Martine Joyal, ancienne partenaire du Centre international de solidarité ouvrière (CISO) et aujourd’hui travailleuse sociale, a produit un mémoire de maîtrise qui s’avère des plus intéressants pour notre organisation [1]1. Il se penche sur l’engagement syndical de cinq femmes nées hors Canada, travaillant dans le secteur de l’hôtellerie représenté par la CSN. Puisque la littérature sur ce sujet est rare, cela en fait un document utile.
Engagement syndical : intérêts individuels et collectifs
Le mémoire souligne que l’engagement syndical se situe à la croisée des intérêts individuels et collectifs. Il nous révèle trois constats :
Le premier est que l’engagement de ces femmes est compris par elles comme une stratégie de résistance contre les injustices vécues. Il permet également le développement de compétences particulières (connaissance des lois du travail, compréhension de la convention collective, capacité à s’exprimer en public, etc.) et de la confiance en soi, quand il n’est pas source d’émancipation. En effet, quoi de plus épanouissant que de se respecter en faisant valoir les droits d’une collectivité ? Quoi de plus satisfaisant que de chercher justice en combattant les modèles de domination, les abus de pouvoir ?
L’engagement syndical est également vu comme une expression de soi. Il fait foi de la capacité d’action des militantes, élément essentiel à l’éveil de conscience usant à leurs faculté à influencer. Cette expression de soi va même jusqu’à modeler l’identité de l’individu, tant à ses propres yeux qu’aux yeux de celles et ceux qui les côtoient. Ces femmes se savent fortes et déterminées et elles se sentent responsables des plus vulnérables.
Enfin, par l’exercice des droits, l’engagement syndical ouvre la porte à la citoyenneté et renforce donc l’idée de l’intégration à une communauté sociale et politique. Le sentiment d’appartenance à une collectivité atteste de l’inclusion et devient un enjeu de justice sociale puisque l’égalité se concrétise le jour où tous les groupes auparavant marginalisés font désormais corps avec le groupe prédominant, ici, la composante syndicale.
L’engagement syndical de ces femmes leur permet donc de franchir des frontières non géographiques : de leur zone privé vers une zone publique, de leur communauté d’origine vers une communauté mixte, de leur sphère sociale vers une sphère politique et enfin, de leur processus d’inclusion vers e vivre ensemble. Là se concrétise la participation à certains pouvoirs (syndicaux et politiques) et se pointe alors l’expression de la citoyenneté
Un syndicalisme enrichi
Bien que les femmes immigrantes, particulièrement celles des anciens pays du bloc de l’est, aient été au coeur des luttes dans le secteur du textile au début du 20e siècle au Québec, elles demeurent peu représentées dans les structures syndicales actuelles. Les femmes rencontrés ont rapporté qu’elles se sont senties flattés quand on les a approchés pour qu’elles s’impliquent syndicalement. Qu’attend-on pour en recruter en plus grand nombre ? Qu’attend-on pour leur faire savoir qu’n les reconnaître comme faisant partie intégrante de notre groupe et qu’elles peuvent devenir grandement utiles pour l’atteinte du bien collectif ? De solliciter les personnes issues de l’immigration pour qu’elles s’engagent dans nos structures syndicales s’inscrit en droite ligne de ce que pourrait être un aspect du renouveau syndical.

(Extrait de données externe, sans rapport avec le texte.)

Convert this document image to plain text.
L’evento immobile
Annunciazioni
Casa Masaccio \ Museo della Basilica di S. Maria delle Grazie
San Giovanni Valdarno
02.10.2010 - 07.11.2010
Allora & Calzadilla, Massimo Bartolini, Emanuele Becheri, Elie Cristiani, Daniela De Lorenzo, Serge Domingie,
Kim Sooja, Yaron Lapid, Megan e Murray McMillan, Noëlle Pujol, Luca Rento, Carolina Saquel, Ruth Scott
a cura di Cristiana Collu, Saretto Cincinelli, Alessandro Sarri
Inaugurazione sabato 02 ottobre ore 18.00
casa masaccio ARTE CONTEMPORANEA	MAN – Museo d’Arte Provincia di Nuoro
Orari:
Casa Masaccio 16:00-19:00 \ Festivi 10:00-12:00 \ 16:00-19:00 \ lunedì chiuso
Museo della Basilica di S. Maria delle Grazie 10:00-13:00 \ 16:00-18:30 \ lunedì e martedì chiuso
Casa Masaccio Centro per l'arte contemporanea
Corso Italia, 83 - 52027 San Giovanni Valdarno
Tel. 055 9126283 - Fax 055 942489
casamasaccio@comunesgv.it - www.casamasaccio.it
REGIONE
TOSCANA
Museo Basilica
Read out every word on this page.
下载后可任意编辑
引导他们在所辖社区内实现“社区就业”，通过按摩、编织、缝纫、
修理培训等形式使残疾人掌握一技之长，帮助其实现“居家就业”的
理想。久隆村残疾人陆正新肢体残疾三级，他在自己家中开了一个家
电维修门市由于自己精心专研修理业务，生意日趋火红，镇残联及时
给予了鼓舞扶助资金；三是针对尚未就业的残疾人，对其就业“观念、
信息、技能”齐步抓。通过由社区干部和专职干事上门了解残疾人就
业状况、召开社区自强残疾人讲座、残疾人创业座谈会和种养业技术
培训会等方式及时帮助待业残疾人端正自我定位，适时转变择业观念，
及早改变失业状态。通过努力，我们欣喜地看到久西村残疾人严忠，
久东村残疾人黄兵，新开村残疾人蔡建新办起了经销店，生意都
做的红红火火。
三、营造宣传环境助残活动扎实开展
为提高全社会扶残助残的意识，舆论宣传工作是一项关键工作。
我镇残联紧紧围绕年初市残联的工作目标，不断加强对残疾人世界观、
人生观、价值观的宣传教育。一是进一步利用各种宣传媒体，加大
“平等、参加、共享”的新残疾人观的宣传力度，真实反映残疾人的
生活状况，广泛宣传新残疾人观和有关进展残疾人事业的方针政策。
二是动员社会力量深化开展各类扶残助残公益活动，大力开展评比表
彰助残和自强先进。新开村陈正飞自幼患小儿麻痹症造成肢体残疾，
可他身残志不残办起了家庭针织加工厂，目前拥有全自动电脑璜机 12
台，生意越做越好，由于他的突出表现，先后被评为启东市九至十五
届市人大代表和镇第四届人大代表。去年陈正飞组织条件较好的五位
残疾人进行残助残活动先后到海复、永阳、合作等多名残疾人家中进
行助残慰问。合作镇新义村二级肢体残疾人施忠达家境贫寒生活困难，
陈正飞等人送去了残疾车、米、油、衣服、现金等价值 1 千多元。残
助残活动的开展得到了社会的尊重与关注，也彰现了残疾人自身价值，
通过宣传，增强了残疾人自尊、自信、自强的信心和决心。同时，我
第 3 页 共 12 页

À la lecture du mémoire de Martine Joyal, une constatation s’impose : les motivations et les manifestations de l’engagement de nos collègues venus d’ailleurs ne diffèrent nullement de celles des personnes non issues de l’immigration. Ceci étant dit, leur implication témoigne d’une insertion exemplaire dans un nouveau milieu tout en l’enrichissant d’expériences et de visions de vie bien motivantes.